Operations that store the result into the operand are called in-place. They are denoted by a ``_`` suffix.
For example: ``x.copy_(y)``, ``x.t_()``, will change ``x``.

In [None]:
print(f"{tensor} \n")
tensor.add_(5)
print(tensor)

<div class="alert alert-info"><h4>Note</h4><p>In-place operations save some memory, but can be problematic when computing derivatives because of an immediate loss
     of history. Hence, their use is discouraged.</p></div>

In [None]:
# Mind the underscore!
# Any operation that mutates a tensor in-place is post-fixed with an _.
# For example: x.copy_(y), x.t_(), x.random_(n) will change x.
tensor.random_(10)
print(tensor)

In [None]:
# As you can see zero_ would replace r with 0's which was originally filled with integers
tensor.zero_()

#### Using the GPU

Each of these operations can be run on the GPU (at typically higher speeds than on a CPU). If you’re using Colab, allocate a GPU by going to Runtime > Change runtime type > GPU.

By default, tensors are created on the CPU. We need to explicitly move tensors to the GPU using ``.to`` method (after checking for GPU availability). Keep in mind that copying large tensors across devices can be expensive in terms of time and memory!

In [None]:
# If this cell fails you need to change the runtime of your colab notebook to GPU
# Go to Runtime -> Change Runtime Type and select GPU
assert torch.cuda.is_available(), "GPU is not enabled"

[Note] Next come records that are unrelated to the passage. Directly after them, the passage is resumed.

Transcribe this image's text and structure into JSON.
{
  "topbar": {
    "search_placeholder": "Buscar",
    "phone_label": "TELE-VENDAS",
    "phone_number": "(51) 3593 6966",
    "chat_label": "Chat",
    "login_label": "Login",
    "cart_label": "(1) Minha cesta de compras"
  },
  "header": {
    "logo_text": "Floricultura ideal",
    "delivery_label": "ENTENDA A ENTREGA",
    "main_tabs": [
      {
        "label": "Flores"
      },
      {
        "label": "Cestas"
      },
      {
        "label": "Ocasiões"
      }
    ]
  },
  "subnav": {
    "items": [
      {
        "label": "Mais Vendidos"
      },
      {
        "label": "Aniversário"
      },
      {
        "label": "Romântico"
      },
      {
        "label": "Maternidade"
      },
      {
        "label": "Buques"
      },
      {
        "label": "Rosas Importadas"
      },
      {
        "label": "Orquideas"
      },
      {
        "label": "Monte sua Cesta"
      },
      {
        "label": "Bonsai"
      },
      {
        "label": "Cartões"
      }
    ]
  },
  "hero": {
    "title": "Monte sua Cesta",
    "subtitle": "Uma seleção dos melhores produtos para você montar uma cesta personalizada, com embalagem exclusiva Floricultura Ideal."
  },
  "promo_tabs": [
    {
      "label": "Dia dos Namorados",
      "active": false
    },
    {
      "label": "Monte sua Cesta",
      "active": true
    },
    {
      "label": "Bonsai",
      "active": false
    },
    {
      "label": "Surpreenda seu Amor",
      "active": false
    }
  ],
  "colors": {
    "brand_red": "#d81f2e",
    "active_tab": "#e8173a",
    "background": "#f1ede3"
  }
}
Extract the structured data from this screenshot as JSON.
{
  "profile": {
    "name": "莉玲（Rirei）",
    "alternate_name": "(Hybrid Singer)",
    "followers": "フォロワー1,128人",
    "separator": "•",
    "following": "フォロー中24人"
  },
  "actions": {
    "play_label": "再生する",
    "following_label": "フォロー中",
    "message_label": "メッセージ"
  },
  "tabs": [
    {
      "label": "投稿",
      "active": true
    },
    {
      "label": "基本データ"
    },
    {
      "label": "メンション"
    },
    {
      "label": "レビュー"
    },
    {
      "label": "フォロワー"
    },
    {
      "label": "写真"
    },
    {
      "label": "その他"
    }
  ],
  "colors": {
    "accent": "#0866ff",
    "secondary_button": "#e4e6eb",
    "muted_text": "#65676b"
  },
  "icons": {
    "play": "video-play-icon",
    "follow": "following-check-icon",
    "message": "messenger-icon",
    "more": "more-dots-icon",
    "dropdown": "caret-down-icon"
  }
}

# use the first gpu available if possible
device = torch.device("cuda:0" if torch.cuda.is_available() else "cpu")

In [None]:
# Tensors can be moved between gpu and cpu memory

tensor = torch.randn(5, 5) # create a 5x5 matrix filled with random numbers
print(f"tensor's device: {tensor.device}") # by default tensors are stored in cpu memory (RAM)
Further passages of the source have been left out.